Over the last two years ‘black lives matter’ has developed into more than just a hash-tag and rallying call for police accountability.
It has become a burgeoning movement advocating and organizing for black freedom and liberation across the multiple spectrum representing the chronic crisis of being Black/New Afrikan in the United States.
Led by Black people of various ideological perspectives, BLM has shaken up the status quo civil-rights leadership with its focus on direct –action and civil disobedience.
Presidential hopefuls from both the republican and democratic parties have taken notice, especially since candidates have been confronted by members of BLM during campaign appearances.
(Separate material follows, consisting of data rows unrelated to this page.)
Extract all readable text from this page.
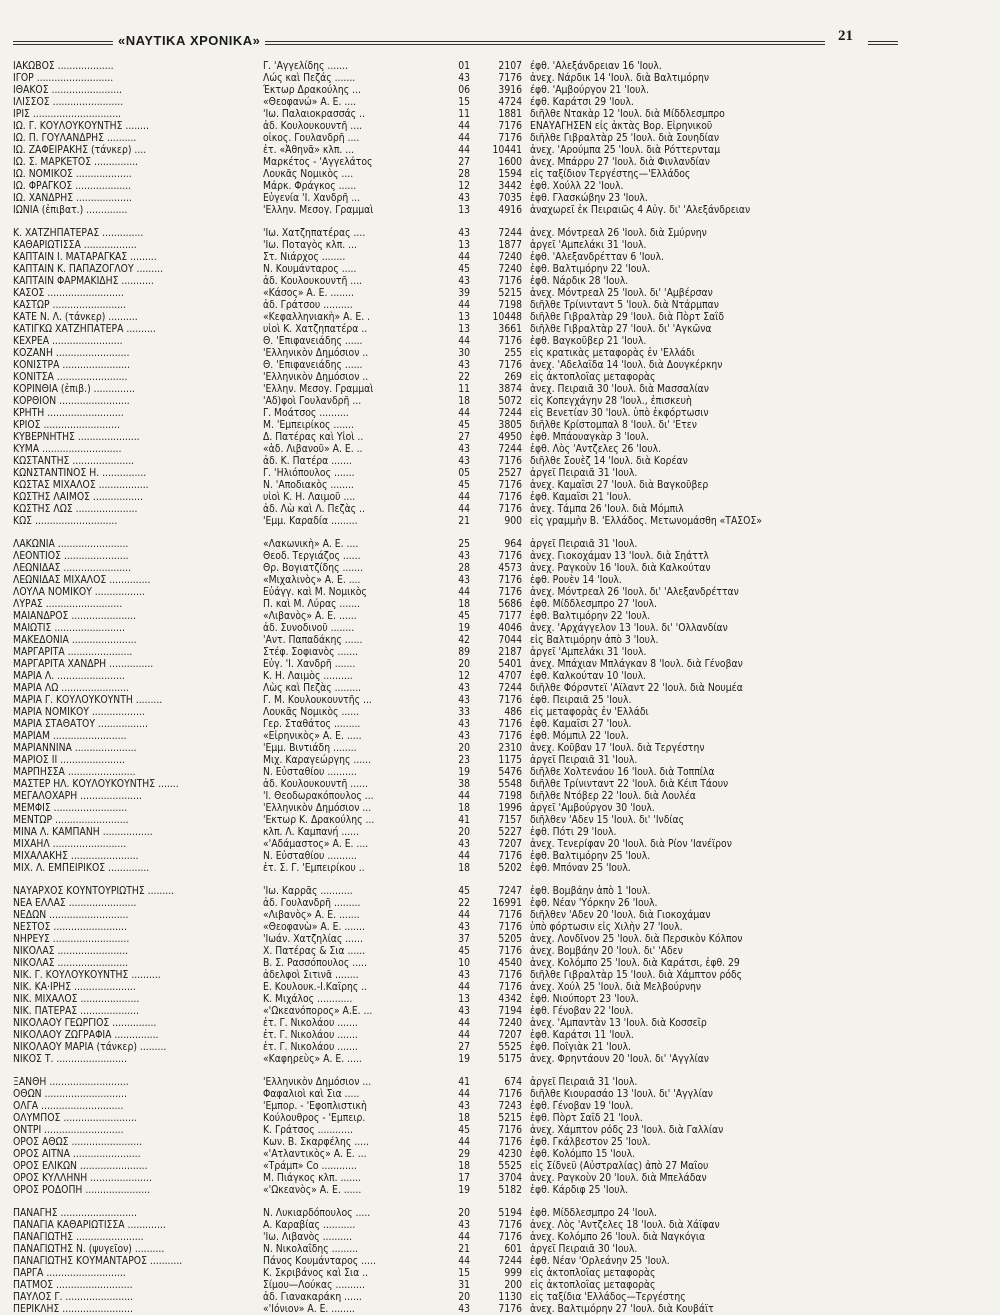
«ΝΑΥΤΙΚΑ ΧΡΟΝΙΚΑ»	21
ΙΑΚΩΒΟΣ ...................	Γ. 'Αγγελίδης .......	01	2107 έφθ. 'Αλεξάνδρειαν 16 'Ιουλ.
ΙΓΟΡ ..........................	Λώς καὶ Πεζάς .......	43	7176 ἀνεχ. Νάρδικ 14 'Ιουλ. διὰ Βαλτιμόρην
ΙΘΑΚΟΣ ........................	Έκτωρ Δρακούλης ...	06	3916 έφθ. 'Αμβούργον 21 'Ιουλ.
ΙΛΙΣΣΟΣ ........................	«Θεοφανώ» Α. Ε. ....	15	4724 έφθ. Καράτσι 29 'Ιουλ.
ΙΡΙΣ ..............................	'Ιω. Παλαιοκρασσάς ..	11	1881 διῆλθε Ντακὰρ 12 'Ιουλ. διὰ Μίδδλεσμπρο
ΙΩ. Γ. ΚΟΥΛΟΥΚΟΥΝΤΗΣ ........	ἀδ. Κουλουκουντῆ ....	44	7176 ΕΝΑΥΑΓΗΣΕΝ εἰς ἀκτὰς Βορ. Εἰρηνικοῦ
ΙΩ. Π. ΓΟΥΛΑΝΔΡΗΣ ..........	οἶκος. Γουλανδρῆ ....	44	7176 διῆλθε Γιβραλτὰρ 25 'Ιουλ. διὰ Σουηδίαν
ΙΩ. ΖΑΦΕΙΡΑΚΗΣ (τάνκερ) ....	ἐτ. «Ἀθηνᾶ» κλπ. ...	44	10441 ἀνεχ. 'Αρούμπα 25 'Ιουλ. διὰ Ρόττερνταμ
ΙΩ. Σ. ΜΑΡΚΕΤΟΣ ...............	Μαρκέτος - 'Αγγελάτος	27	1600 ἀνεχ. Μπάρρυ 27 'Ιουλ. διὰ Φινλανδίαν
ΙΩ. ΝΟΜΙΚΟΣ ...................	Λουκᾶς Νομικὸς ....	28	1594 εἰς ταξίδιον Τεργέστης—'Ελλάδος
ΙΩ. ΦΡΑΓΚΟΣ ...................	Μάρκ. Φράγκος ......	12	3442 ἐφθ. Χούλλ 22 'Ιουλ.
ΙΩ. ΧΑΝΔΡΗΣ ...................	Εὐγενία 'Ι. Χανδρῆ ...	43	7035 ἐφθ. Γλασκώβην 23 'Ιουλ.
ΙΩΝΙΑ (ἐπιβατ.) ..............	'Ελλην. Μεσογ. Γραμμαὶ	13	4916 ἀναχωρεῖ ἐκ Πειραιῶς 4 Αὐγ. δι' 'Αλεξάνδρειαν
Κ. ΧΑΤΖΗΠΑΤΕΡΑΣ ..............	'Ιω. Χατζηπατέρας ....	43	7244 ἀνεχ. Μόντρεαλ 26 'Ιουλ. διὰ Σμύρνην
ΚΑΘΑΡΙΩΤΙΣΣΑ ..................	'Ιω. Ποταγὸς κλπ. ...	13	1877 ἀργεῖ 'Αμπελάκι 31 'Ιουλ.
ΚΑΠΤΑΙΝ Ι. ΜΑΤΑΡΑΓΚΑΣ .........	Στ. Νιάρχος ........	44	7240 ἐφθ. 'Αλεξανδρέτταν 6 'Ιουλ.
ΚΑΠΤΑΙΝ Κ. ΠΑΠΑΖΟΓΛΟΥ .........	Ν. Κουμάνταρος .....	45	7240 ἐφθ. Βαλτιμόρην 22 'Ιουλ.
ΚΑΠΤΑΙΝ ΦΑΡΜΑΚΙΔΗΣ ...........	ἀδ. Κουλουκουντῆ ....	43	7176 ἐφθ. Νάρδικ 28 'Ιουλ.
ΚΑΣΟΣ ..........................	«Κάσος» Α. Ε. ........	39	5215 ἀνεχ. Μόντρεαλ 25 'Ιουλ. δι' 'Αμβέρσαν
ΚΑΣΤΩΡ .........................	ἀδ. Γράτσου ..........	44	7198 διῆλθε Τρίνινταντ 5 'Ιουλ. διὰ Ντάρμπαν
ΚΑΤΕ Ν. Λ. (τάνκερ) ..........	«Κεφαλληνιακὴ» Α. Ε. .	13	10448 διῆλθε Γιβραλτὰρ 29 'Ιουλ. διὰ Πὸρτ Σαΐδ
ΚΑΤΙΓΚΩ ΧΑΤΖΗΠΑΤΕΡΑ ..........	υἱοὶ Κ. Χατζηπατέρα ..	13	3661 διῆλθε Γιβραλτὰρ 27 'Ιουλ. δι' 'Αγκῶνα
ΚΕΧΡΕΑ ........................	Θ. 'Επιφανειάδης ......	44	7176 ἐφθ. Βαγκοῦβερ 21 'Ιουλ.
ΚΟΖΑΝΗ .........................	'Ελληνικὸν Δημόσιον ..	30	255 εἰς κρατικὰς μεταφορὰς ἐν 'Ελλάδι
ΚΟΝΙΣΤΡΑ .......................	Θ. 'Επιφανειάδης ......	43	7176 ἀνεχ. 'Αδελαΐδα 14 'Ιουλ. διὰ Δουγκέρκην
ΚΟΝΙΤΣΑ ........................	'Ελληνικὸν Δημόσιον ..	22	269 εἰς ἀκτοπλοΐας μεταφορὰς
ΚΟΡΙΝΘΙΑ (ἐπιβ.) ..............	'Ελλην. Μεσογ. Γραμμαὶ	11	3874 ἀνεχ. Πειραιᾶ 30 'Ιουλ. διὰ Μασσαλίαν
ΚΟΡΘΙΟΝ ........................	'Αδ)φοὶ Γουλανδρῆ ...	18	5072 εἰς Κοπεγχάγην 28 'Ιουλ., ἐπισκευὴ
ΚΡΗΤΗ ..........................	Γ. Μοάτσος ..........	44	7244 εἰς Βενετίαν 30 'Ιουλ. ὑπὸ ἐκφόρτωσιν
ΚΡΙΟΣ ..........................	Μ. 'Εμπειρίκος .......	45	3805 διῆλθε Κρίστομπαλ 8 'Ιουλ. δι' 'Ετεν
ΚΥΒΕΡΝΗΤΗΣ .....................	Δ. Πατέρας καὶ Υἱοὶ ..	27	4950 ἐφθ. Μπάουαγκὰρ 3 'Ιουλ.
ΚΥΜΑ ...........................	«ἀδ. Λιβανοῦ» Α. Ε. ..	43	7244 ἐφθ. Λὸς 'Αντζελες 26 'Ιουλ.
ΚΩΣΤΑΝΤΗΣ .....................	ἀδ. Κ. Πατέρα .......	43	7176 διῆλθε Σουὲζ 14 'Ιουλ. διὰ Κορέαν
ΚΩΝΣΤΑΝΤΙΝΟΣ Η. ...............	Γ. 'Ηλιόπουλος .......	05	2527 ἀργεῖ Πειραιᾶ 31 'Ιουλ.
ΚΩΣΤΑΣ ΜΙΧΑΛΟΣ .................	Ν. 'Αποδιακὸς ........	45	7176 ἀνεχ. Καμαΐσι 27 'Ιουλ. διὰ Βαγκοῦβερ
ΚΩΣΤΗΣ ΛΑΙΜΟΣ .................	υἱοὶ Κ. Η. Λαιμοῦ ....	44	7176 ἐφθ. Καμαΐσι 21 'Ιουλ.
ΚΩΣΤΗΣ ΛΩΣ .....................	ἀδ. Λὼ καὶ Λ. Πεζὰς ..	44	7176 ἀνεχ. Τάμπα 26 'Ιουλ. διὰ Μόμπιλ
ΚΩΣ ............................	'Εμμ. Καραδία .........	21	900 εἰς γραμμὴν Β. 'Ελλάδος. Μετωνομάσθη «ΤΑΣΟΣ»
ΛΑΚΩΝΙΑ ........................	«Λακωνικὴ» Α. Ε. ....	25	964 ἀργεῖ Πειραιᾶ 31 'Ιουλ.
ΛΕΟΝΤΙΟΣ ......................	Θεοδ. Τεργιάζος ......	43	7176 ἀνεχ. Γιοκοχάμαν 13 'Ιουλ. διὰ Σηάττλ
ΛΕΩΝΙΔΑΣ .......................	Θρ. Βογιατζίδης .......	28	4573 ἀνεχ. Ραγκοὺν 16 'Ιουλ. διὰ Καλκούταν
ΛΕΩΝΙΔΑΣ ΜΙΧΑΛΟΣ ..............	«Μιχαλινὸς» Α. Ε. ....	43	7176 ἐφθ. Ρουὲν 14 'Ιουλ.
ΛΟΥΛΑ ΝΟΜΙΚΟΥ .................	Εὐάγγ. καὶ Μ. Νομικὸς	44	7176 ἀνεχ. Μόντρεαλ 26 'Ιουλ. δι' 'Αλεξανδρέτταν
ΛΥΡΑΣ ..........................	Π. καὶ Μ. Λύρας .......	18	5686 ἐφθ. Μίδδλεσμπρο 27 'Ιουλ.
ΜΑΙΑΝΔΡΟΣ ......................	«Λιβανὸς» Α. Ε. ......	45	7177 ἐφθ. Βαλτιμόρην 22 'Ιουλ.
ΜΑΙΩΤΙΣ ........................	ἀδ. Συνοδινοῦ ........	19	4046 ἀνεχ. 'Αρχάγγελον 13 'Ιουλ. δι' 'Ολλανδίαν
ΜΑΚΕΔΟΝΙΑ ......................	'Αντ. Παπαδάκης ......	42	7044 εἰς Βαλτιμόρην ἀπὸ 3 'Ιουλ.
ΜΑΡΓΑΡΙΤΑ ......................	Στέφ. Σοφιανὸς .......	89	2187 ἀργεῖ 'Αμπελάκι 31 'Ιουλ.
ΜΑΡΓΑΡΙΤΑ ΧΑΝΔΡΗ ...............	Εὐγ. 'Ι. Χανδρῆ .......	20	5401 ἀνεχ. Μπάχιαν Μπλάγκαν 8 'Ιουλ. διὰ Γένοβαν
ΜΑΡΙΑ Λ. .......................	Κ. Η. Λαιμὸς ..........	12	4707 ἐφθ. Καλκούταν 10 'Ιουλ.
ΜΑΡΙΑ ΛΩ .......................	Λὼς καὶ Πεζὰς .........	43	7244 διῆλθε Φόρσντεϊ 'Αϊλαντ 22 'Ιουλ. διὰ Νουμέα
ΜΑΡΙΑ Γ. ΚΟΥΛΟΥΚΟΥΝΤΗ .........	Γ. Μ. Κουλουκουντῆς ...	43	7176 ἐφθ. Πειραιᾶ 25 'Ιουλ.
ΜΑΡΙΑ ΝΟΜΙΚΟΥ ..................	Λουκᾶς Νομικὸς ......	33	486 εἰς μεταφορὰς ἐν 'Ελλάδι
ΜΑΡΙΑ ΣΤΑΘΑΤΟΥ .................	Γερ. Σταθάτος .........	43	7176 ἐφθ. Καμαΐσι 27 'Ιουλ.
ΜΑΡΙΑΜ .........................	«Εἰρηνικὸς» Α. Ε. .....	43	7176 ἐφθ. Μόμπιλ 22 'Ιουλ.
ΜΑΡΙΑΝΝΙΝΑ .....................	'Εμμ. Βιντιάδη ........	20	2310 ἀνεχ. Κοῦβαν 17 'Ιουλ. διὰ Τεργέστην
ΜΑΡΙΟΣ ΙΙ ......................	Μιχ. Καραγεώργης ......	23	1175 ἀργεῖ Πειραιᾶ 31 'Ιουλ.
ΜΑΡΠΗΣΣΑ .......................	Ν. Εὐσταθίου ..........	19	5476 διῆλθε Χολτενάου 16 'Ιουλ. διὰ Τοππίλα
ΜΑΣΤΕΡ ΗΛ. ΚΟΥΛΟΥΚΟΥΝΤΗΣ .......	ἀδ. Κουλουκουντῆ ......	38	5548 διῆλθε Τρίνινταντ 22 'Ιουλ. διὰ Κέιπ Τάουν
ΜΕΓΑΛΟΧΑΡΗ .....................	'Ι. Θεοδωρακόπουλος ...	44	7198 διῆλθε Ντόβερ 22 'Ιουλ. διὰ Λουλέα
ΜΕΜΦΙΣ .........................	'Ελληνικὸν Δημόσιον ...	18	1996 ἀργεῖ 'Αμβούργον 30 'Ιουλ.
ΜΕΝΤΩΡ .........................	'Εκτωρ Κ. Δρακούλης ...	41	7157 διῆλθεν 'Αδεν 15 'Ιουλ. δι' 'Ινδίας
ΜΙΝΑ Λ. ΚΑΜΠΑΝΗ .................	κλπ. Λ. Καμπανή ......	20	5227 ἐφθ. Πότι 29 'Ιουλ.
ΜΙΧΑΗΛ .........................	«'Αδάμαστος» Α. Ε. ....	43	7207 ἀνεχ. Τενερίφαν 20 'Ιουλ. διὰ Ρίον 'Ιανέϊρον
ΜΙΧΑΛΑΚΗΣ .......................	Ν. Εὐσταθίου ..........	44	7176 ἐφθ. Βαλτιμόρην 25 'Ιουλ.
ΜΙΧ. Λ. ΕΜΠΕΙΡΙΚΟΣ ..............	ἐτ. Σ. Γ. 'Εμπειρίκου ..	18	5202 ἐφθ. Μπόναν 25 'Ιουλ.
ΝΑΥΑΡΧΟΣ ΚΟΥΝΤΟΥΡΙΩΤΗΣ .........	'Ιω. Καρρᾶς ...........	45	7247 ἐφθ. Βομβάην ἀπὸ 1 'Ιουλ.
ΝΕΑ ΕΛΛΑΣ .......................	ἀδ. Γουλανδρῆ .........	22	16991 ἐφθ. Νέαν 'Υόρκην 26 'Ιουλ.
ΝΕΔΩΝ ...........................	«Λιβανὸς» Α. Ε. .......	44	7176 διῆλθεν 'Αδεν 20 'Ιουλ. διὰ Γιοκοχάμαν
ΝΕΣΤΟΣ .........................	«Θεοφανὼ» Α. Ε. .......	43	7176 ὑπὸ φόρτωσιν εἰς Χιλὴν 27 'Ιουλ.
ΝΗΡΕΥΣ ..........................	'Ιωάν. Χατζηλίας ......	37	5205 ἀνεχ. Λονδῖνον 25 'Ιουλ. διὰ Περσικὸν Κόλπον
ΝΙΚΟΛΑΣ ........................	Χ. Πατέρας & Σια ......	45	7176 ἀνεχ. Βομβάην 20 'Ιουλ. δι' 'Αδεν
ΝΙΚΟΛΑΣ ........................	Β. Σ. Ρασσόπουλος .....	10	4540 ἀνεχ. Κολόμπο 25 'Ιουλ. διὰ Καράτσι, ἐφθ. 29
ΝΙΚ. Γ. ΚΟΥΛΟΥΚΟΥΝΤΗΣ ..........	ἀδελφοὶ Σιτινᾶ ........	43	7176 διῆλθε Γιβραλτὰρ 15 'Ιουλ. διὰ Χάμπτον ρόδς
ΝΙΚ. ΚΑ·ΙΡΗΣ .....................	Ε. Κουλουκ.-Ι.Καΐρης ..	44	7176 ἀνεχ. Χούλ 25 'Ιουλ. διὰ Μελβούρνην
ΝΙΚ. ΜΙΧΑΛΟΣ ....................	Κ. Μιχάλος ............	13	4342 ἐφθ. Νιούπορτ 23 'Ιουλ.
ΝΙΚ. ΠΑΤΕΡΑΣ ....................	«'Ωκεανόπορος» Α.Ε. ...	43	7194 ἐφθ. Γένοβαν 22 'Ιουλ.
ΝΙΚΟΛΑΟΥ ΓΕΩΡΓΙΟΣ ...............	ἐτ. Γ. Νικολάου .......	44	7240 ἀνεχ. 'Αμπαντὰν 13 'Ιουλ. διὰ Κοσσεΐρ
ΝΙΚΟΛΑΟΥ ΖΩΓΡΑΦΙΑ ...............	ἐτ. Γ. Νικολάου .......	44	7207 ἐφθ. Καράτσι 11 'Ιουλ.
ΝΙΚΟΛΑΟΥ ΜΑΡΙΑ (τάνκερ) .........	ἐτ. Γ. Νικολάου .......	27	5525 ἐφθ. Ποΐγιὰκ 21 'Ιουλ.
ΝΙΚΟΣ Τ. ........................	«Καφηρεὺς» Α. Ε. .....	19	5175 ἀνεχ. Φρηντάουν 20 'Ιουλ. δι' 'Αγγλίαν
ΞΑΝΘΗ ...........................	'Ελληνικὸν Δημόσιον ...	41	674 ἀργεῖ Πειραιᾶ 31 'Ιουλ.
ΟΘΩΝ ............................	Φαφαλιοὶ καὶ Σια .....	44	7176 διῆλθε Κιουρασάο 13 'Ιουλ. δι' 'Αγγλίαν
ΟΛΓΑ ............................	'Εμπορ. - 'Εφοπλιστικὴ	43	7243 ἐφθ. Γένοβαν 19 'Ιουλ.
ΟΛΥΜΠΟΣ .........................	Κούλουθρος - 'Εμπειρ.	18	5215 ἐφθ. Πὸρτ Σαΐδ 21 'Ιουλ.
ΟΝΤΡΙ ...........................	Κ. Γράτσος ............	45	7176 ἀνεχ. Χάμπτον ρόδς 23 'Ιουλ. διὰ Γαλλίαν
ΟΡΟΣ ΑΘΩΣ ........................	Κων. Β. Σκαρφέλης .....	44	7176 ἐφθ. Γκάλβεστον 25 'Ιουλ.
ΟΡΟΣ ΑΙΤΝΑ .......................	«'Ατλαντικὸς» Α. Ε. ...	29	4230 ἐφθ. Κολόμπο 15 'Ιουλ.
ΟΡΟΣ ΕΛΙΚΩΝ .......................	«Τράμπ» Co ............	18	5525 εἰς Σίδνεϋ (Αὐστραλίας) ἀπὸ 27 Μαΐου
ΟΡΟΣ ΚΥΛΛΗΝΗ .....................	Μ. Πιάγκος κλπ. .......	17	3704 ἀνεχ. Ραγκοὺν 20 'Ιουλ. διὰ Μπελάδαν
ΟΡΟΣ ΡΟΔΟΠΗ ......................	«'Ωκεανὸς» Α. Ε. ......	19	5182 ἐφθ. Κάρδιφ 25 'Ιουλ.
ΠΑΝΑΓΗΣ ..........................	Ν. Λυκιαρδόπουλος .....	20	5194 ἐφθ. Μίδδλεσμπρο 24 'Ιουλ.
ΠΑΝΑΓΙΑ ΚΑΘΑΡΙΩΤΙΣΣΑ .............	Α. Καραβίας ...........	43	7176 ἀνεχ. Λὸς 'Αντζελες 18 'Ιουλ. διὰ Χάϊφαν
ΠΑΝΑΓΙΩΤΗΣ .......................	'Ιω. Λιβανὸς ..........	44	7176 ἀνεχ. Κολόμπο 26 'Ιουλ. διὰ Ναγκόγια
ΠΑΝΑΓΙΩΤΗΣ Ν. (ψυγεῖον) ..........	Ν. Νικολαΐδης .........	21	601 ἀργεῖ Πειραιᾶ 30 'Ιουλ.
ΠΑΝΑΓΙΩΤΗΣ ΚΟΥΜΑΝΤΑΡΟΣ ...........	Πάνος Κουμάνταρος .....	44	7244 ἐφθ. Νέαν 'Ορλεάνην 25 'Ιουλ.
ΠΑΡΓΑ ...........................	Κ. Σκριβάνος καὶ Σια ..	15	999 εἰς ἀκτοπλοΐας μεταφορὰς
ΠΑΤΜΟΣ ..........................	Σίμου—Λούκας ..........	31	200 εἰς ἀκτοπλοΐας μεταφορὰς
ΠΑΥΛΟΣ Γ. .......................	ἀδ. Γιανακαράκη ......	20	1130 εἰς ταξίδια 'Ελλάδος—Τεργέστης
ΠΕΡΙΚΛΗΣ ........................	«'Ιόνιον» Α. Ε. ........	43	7176 ἀνεχ. Βαλτιμόρην 27 'Ιουλ. διὰ Κουβάϊτ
However, BLM now finds itself being courted by the Democratic Party, no doubt, in an effort to co-opt the BLM message, energy and leadership.
In response, BLM has insisted that it will not endorse or support ANY political party and real change will only occur in the streets.
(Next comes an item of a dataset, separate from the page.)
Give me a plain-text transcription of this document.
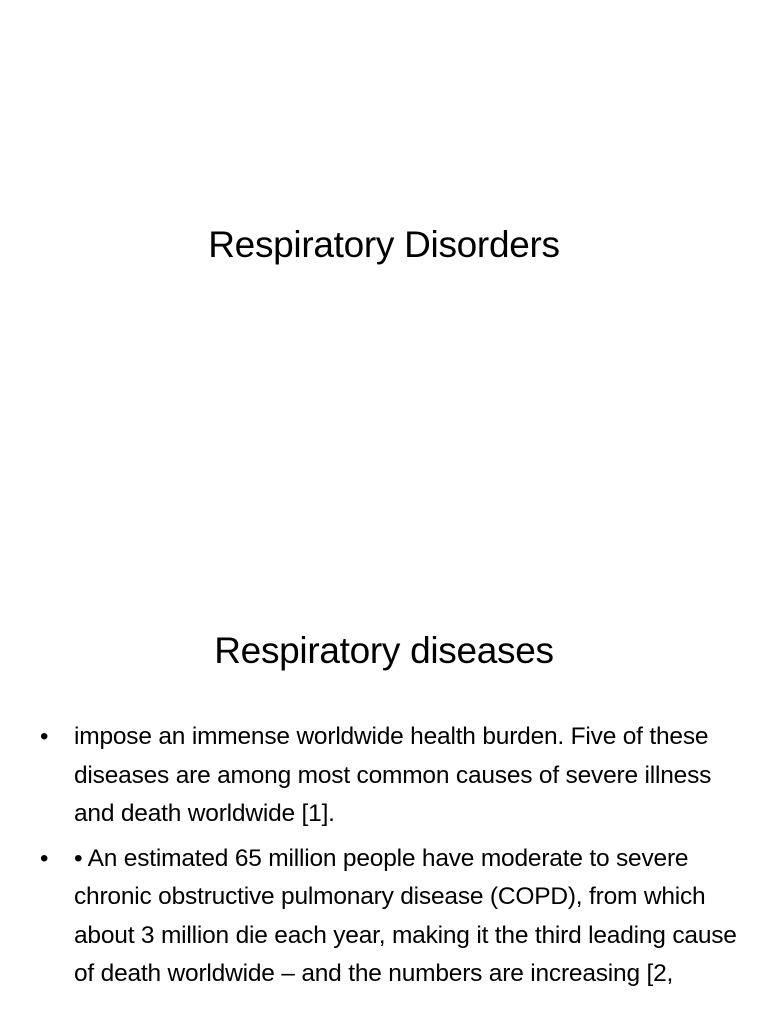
Respiratory Disorders
Respiratory diseases
•	impose an immense worldwide health burden. Five of these diseases are among most common causes of severe illness and death worldwide [1].
•	• An estimated 65 million people have moderate to severe chronic obstructive pulmonary disease (COPD), from which about 3 million die each year, making it the third leading cause of death worldwide – and the numbers are increasing [2,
While we certainly understand and support BLM’s sentiments, we must state emphatically that conceding the area of electoral political struggle is a huge mistake.
While attending the BLM conference in Cleveland, during a post-workshop conversation, I advised a small group that BLM should either form its own independent party or join the New Afrikan Independence Party (NAIP).
But to do nothing regarding electoral political struggle except stage protest is strategically not smart.
All Power To The People!
National Chairman (NAIP)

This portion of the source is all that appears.